A Debiased MDI Feature Importance Measure for Random Forests
Xiao Li · Yu Wang · Sumanta Basu · Karl Kumbier · Bin Yu

Wed Dec 11th 10:45 AM -- 12:45 PM @ East Exhibition Hall B + C #5

Tree ensembles such as Random Forests have achieved impressive empirical success across a wide variety of applications. To understand how these models make predictions, people routinely turn to feature importance measures calculated from tree ensembles. It has long been known that Mean Decrease Impurity (MDI), one of the most widely used measures of feature importance, incorrectly assigns high importance to noisy features, leading to systematic bias in feature selection. In this paper, we address the feature selection bias of MDI from both theoretical and methodological perspectives. Based on the original definition of MDI by Breiman et al. \cite{Breiman1984} for a single tree, we derive a tight non-asymptotic bound on the expected bias of MDI importance of noisy features, showing that deep trees have higher (expected) feature selection bias than shallow ones. However, it is not clear how to reduce the bias of MDI using its existing analytical expression. We derive a new analytical expression for MDI, and based on this new expression, we are able to propose a debiased MDI feature importance measure using out-of-bag samples, called MDI-oob. For both the simulated data and a genomic ChIP dataset, MDI-oob achieves state-of-the-art performance in feature selection from Random Forests for both deep and shallow trees.

Author Information

Xiao Li (University of California, Berkeley)
Yu Wang (UC Berkeley)
Sumanta Basu (Cornell University)
Karl Kumbier (University of California, Berkeley)
Bin Yu (UC Berkeley)

Bin Yu is Chancellor’s Professor in the Departments of Statistics and of Electrical Engineering & Computer Sciences at the University of California at Berkeley and a former chair of Statistics at UC Berkeley. Her research focuses on practice, algorithm, and theory of statistical machine learning and causal inference. Her group is engaged in interdisciplinary research with scientists from genomics, neuroscience, and precision medicine. In order to augment empirical evidence for decision-making, they are investigating methods/algorithms (and associated statistical inference problems) such as dictionary learning, non-negative matrix factorization (NMF), EM and deep learning (CNNs and LSTMs), and heterogeneous effect estimation in randomized experiments (X-learner).

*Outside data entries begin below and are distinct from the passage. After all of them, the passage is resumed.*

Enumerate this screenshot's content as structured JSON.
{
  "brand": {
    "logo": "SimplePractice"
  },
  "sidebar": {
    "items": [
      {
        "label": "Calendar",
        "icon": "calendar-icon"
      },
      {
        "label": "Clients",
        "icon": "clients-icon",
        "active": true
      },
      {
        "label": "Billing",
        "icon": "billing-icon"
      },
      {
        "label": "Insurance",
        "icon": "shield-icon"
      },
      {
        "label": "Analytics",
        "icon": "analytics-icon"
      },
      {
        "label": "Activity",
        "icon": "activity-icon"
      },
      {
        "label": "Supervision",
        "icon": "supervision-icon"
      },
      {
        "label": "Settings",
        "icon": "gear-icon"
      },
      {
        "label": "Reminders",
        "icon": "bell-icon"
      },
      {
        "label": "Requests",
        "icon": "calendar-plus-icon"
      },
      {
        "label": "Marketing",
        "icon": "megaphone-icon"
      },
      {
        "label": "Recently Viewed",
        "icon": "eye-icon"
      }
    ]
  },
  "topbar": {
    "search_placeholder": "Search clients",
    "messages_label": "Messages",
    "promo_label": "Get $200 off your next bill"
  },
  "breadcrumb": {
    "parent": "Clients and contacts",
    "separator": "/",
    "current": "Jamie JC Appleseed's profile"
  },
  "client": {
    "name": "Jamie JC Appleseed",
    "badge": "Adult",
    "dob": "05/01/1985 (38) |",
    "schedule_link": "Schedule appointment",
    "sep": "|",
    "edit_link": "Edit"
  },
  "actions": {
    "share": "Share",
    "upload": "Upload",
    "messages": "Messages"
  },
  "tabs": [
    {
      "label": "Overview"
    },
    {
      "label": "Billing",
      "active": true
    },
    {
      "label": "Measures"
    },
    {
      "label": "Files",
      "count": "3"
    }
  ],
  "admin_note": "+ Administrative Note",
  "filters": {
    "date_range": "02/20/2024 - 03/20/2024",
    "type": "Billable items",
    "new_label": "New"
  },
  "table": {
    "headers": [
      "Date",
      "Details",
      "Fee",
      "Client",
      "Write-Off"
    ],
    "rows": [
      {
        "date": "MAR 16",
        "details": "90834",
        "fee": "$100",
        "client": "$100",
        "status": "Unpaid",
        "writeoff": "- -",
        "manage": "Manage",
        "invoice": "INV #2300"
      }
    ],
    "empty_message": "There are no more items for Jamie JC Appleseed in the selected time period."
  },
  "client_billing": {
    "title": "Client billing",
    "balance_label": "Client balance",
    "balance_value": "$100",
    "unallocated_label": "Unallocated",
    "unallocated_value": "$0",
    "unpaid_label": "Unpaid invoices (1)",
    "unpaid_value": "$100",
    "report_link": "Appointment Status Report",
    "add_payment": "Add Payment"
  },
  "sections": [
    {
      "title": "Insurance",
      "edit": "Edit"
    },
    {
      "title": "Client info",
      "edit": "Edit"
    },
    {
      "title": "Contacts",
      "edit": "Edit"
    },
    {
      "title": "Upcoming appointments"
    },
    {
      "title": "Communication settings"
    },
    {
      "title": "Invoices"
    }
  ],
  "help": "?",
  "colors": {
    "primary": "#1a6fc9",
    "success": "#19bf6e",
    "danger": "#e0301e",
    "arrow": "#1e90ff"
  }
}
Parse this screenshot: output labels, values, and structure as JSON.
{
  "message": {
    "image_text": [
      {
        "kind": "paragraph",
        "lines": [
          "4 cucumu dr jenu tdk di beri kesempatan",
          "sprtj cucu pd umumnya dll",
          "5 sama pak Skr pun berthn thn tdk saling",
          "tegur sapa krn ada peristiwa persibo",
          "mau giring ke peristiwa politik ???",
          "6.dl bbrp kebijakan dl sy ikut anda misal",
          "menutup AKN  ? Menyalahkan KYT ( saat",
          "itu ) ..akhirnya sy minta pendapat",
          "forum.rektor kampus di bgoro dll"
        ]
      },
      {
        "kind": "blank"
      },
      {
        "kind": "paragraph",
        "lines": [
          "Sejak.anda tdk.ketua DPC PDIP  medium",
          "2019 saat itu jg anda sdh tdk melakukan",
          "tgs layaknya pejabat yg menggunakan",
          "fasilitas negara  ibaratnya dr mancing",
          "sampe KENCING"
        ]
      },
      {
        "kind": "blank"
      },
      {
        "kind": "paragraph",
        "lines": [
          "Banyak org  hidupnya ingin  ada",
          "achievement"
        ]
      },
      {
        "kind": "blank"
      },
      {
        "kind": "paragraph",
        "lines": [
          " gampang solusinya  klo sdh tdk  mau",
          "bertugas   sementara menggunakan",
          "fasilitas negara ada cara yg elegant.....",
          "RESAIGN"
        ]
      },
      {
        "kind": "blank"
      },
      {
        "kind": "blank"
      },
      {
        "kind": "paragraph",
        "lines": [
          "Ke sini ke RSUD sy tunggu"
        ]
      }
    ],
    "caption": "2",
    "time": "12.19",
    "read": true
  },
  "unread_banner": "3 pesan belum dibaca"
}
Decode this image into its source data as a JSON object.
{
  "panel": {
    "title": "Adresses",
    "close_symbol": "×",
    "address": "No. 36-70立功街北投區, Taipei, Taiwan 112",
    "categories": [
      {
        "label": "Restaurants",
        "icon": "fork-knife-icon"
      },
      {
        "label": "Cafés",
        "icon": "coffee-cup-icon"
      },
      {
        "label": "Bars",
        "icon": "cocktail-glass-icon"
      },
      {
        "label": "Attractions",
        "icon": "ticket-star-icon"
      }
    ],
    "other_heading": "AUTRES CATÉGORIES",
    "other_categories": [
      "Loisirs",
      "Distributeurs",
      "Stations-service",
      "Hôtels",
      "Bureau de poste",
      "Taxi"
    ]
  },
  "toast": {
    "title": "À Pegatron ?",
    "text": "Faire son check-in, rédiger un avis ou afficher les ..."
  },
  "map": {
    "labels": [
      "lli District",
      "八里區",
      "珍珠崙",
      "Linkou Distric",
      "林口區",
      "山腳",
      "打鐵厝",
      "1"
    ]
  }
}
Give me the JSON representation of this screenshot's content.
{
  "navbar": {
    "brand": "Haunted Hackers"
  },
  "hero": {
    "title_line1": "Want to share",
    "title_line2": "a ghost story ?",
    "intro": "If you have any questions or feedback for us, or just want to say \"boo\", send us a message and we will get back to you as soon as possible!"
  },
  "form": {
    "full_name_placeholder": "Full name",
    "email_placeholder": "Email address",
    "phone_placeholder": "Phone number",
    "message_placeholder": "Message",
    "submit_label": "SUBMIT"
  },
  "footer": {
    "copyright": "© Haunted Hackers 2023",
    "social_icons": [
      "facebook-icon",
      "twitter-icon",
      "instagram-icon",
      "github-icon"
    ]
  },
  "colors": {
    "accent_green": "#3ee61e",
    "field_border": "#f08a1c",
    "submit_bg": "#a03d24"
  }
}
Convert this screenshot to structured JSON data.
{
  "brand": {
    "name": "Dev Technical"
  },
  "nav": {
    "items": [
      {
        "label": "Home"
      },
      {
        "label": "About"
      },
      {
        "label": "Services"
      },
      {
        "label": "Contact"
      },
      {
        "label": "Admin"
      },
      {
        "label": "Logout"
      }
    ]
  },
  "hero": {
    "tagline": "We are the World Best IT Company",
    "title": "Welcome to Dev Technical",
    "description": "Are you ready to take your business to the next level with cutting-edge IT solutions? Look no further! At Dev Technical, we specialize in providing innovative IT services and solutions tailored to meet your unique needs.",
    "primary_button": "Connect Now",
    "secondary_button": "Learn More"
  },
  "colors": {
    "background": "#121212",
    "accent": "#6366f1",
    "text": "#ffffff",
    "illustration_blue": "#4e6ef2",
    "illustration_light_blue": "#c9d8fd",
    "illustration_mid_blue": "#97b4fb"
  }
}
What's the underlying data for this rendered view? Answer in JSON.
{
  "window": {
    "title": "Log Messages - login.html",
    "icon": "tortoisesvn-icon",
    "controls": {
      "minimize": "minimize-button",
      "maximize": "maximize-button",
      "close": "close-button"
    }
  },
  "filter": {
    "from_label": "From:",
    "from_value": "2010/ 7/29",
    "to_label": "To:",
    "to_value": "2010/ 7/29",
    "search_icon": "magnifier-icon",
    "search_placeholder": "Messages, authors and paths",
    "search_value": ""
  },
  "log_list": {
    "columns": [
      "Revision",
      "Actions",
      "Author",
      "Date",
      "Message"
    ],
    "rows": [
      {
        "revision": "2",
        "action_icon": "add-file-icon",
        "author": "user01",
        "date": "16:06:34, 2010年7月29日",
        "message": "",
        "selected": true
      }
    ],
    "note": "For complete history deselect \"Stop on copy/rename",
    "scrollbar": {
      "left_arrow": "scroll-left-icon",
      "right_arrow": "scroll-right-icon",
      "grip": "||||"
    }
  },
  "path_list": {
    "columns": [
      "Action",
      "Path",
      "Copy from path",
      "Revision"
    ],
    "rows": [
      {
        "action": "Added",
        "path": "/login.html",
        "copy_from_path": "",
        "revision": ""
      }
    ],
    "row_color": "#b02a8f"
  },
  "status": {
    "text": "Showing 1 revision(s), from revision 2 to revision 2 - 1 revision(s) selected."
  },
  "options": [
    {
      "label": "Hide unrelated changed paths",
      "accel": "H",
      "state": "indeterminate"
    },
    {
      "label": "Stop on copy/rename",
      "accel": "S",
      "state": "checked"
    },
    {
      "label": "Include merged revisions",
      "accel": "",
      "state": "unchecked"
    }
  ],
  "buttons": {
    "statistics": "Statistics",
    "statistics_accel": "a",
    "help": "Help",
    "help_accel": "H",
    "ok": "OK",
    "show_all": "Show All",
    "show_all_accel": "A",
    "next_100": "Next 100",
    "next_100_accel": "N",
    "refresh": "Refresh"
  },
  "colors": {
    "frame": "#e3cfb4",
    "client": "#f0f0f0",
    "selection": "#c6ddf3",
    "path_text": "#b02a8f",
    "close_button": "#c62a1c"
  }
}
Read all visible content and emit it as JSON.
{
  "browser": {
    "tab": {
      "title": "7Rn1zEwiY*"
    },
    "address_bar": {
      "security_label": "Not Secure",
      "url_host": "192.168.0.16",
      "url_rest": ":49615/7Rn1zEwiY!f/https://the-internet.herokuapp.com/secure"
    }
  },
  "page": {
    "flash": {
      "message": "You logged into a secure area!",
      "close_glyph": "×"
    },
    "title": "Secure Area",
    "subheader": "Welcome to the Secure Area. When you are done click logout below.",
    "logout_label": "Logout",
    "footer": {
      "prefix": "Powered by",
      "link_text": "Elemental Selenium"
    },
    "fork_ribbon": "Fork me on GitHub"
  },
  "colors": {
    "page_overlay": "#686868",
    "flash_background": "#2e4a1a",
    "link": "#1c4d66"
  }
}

Their recent algorithms include staNMF for unsupervised learning, iterative Random Forests (iRF) and signed iRF (s-iRF) for discovering predictive and stable high-order interactions in supervised learning, contextual decomposition (CD) and aggregated contextual decomposition (ACD) for phrase or patch importance extraction from an LSTM or a CNN. She is a member of the U.S. National Academy of Sciences and Fellow of the American Academy of Arts and Sciences. She was a Guggenheim Fellow in 2006, and the Tukey Memorial Lecturer of the Bernoulli Society in 2012. She was President of IMS (Institute of Mathematical Statistics) in 2013-2014 and the Rietz Lecturer of IMS in 2016. She received the E. L. Scott Award from COPSS (Committee of Presidents of Statistical Societies) in 2018. Moreover, Yu was a founding co-director of the Microsoft Research Asia (MSR) Lab at Peking Univeristy and is a member of the scientific advisory board at the UK Alan Turning Institute for data science and AI.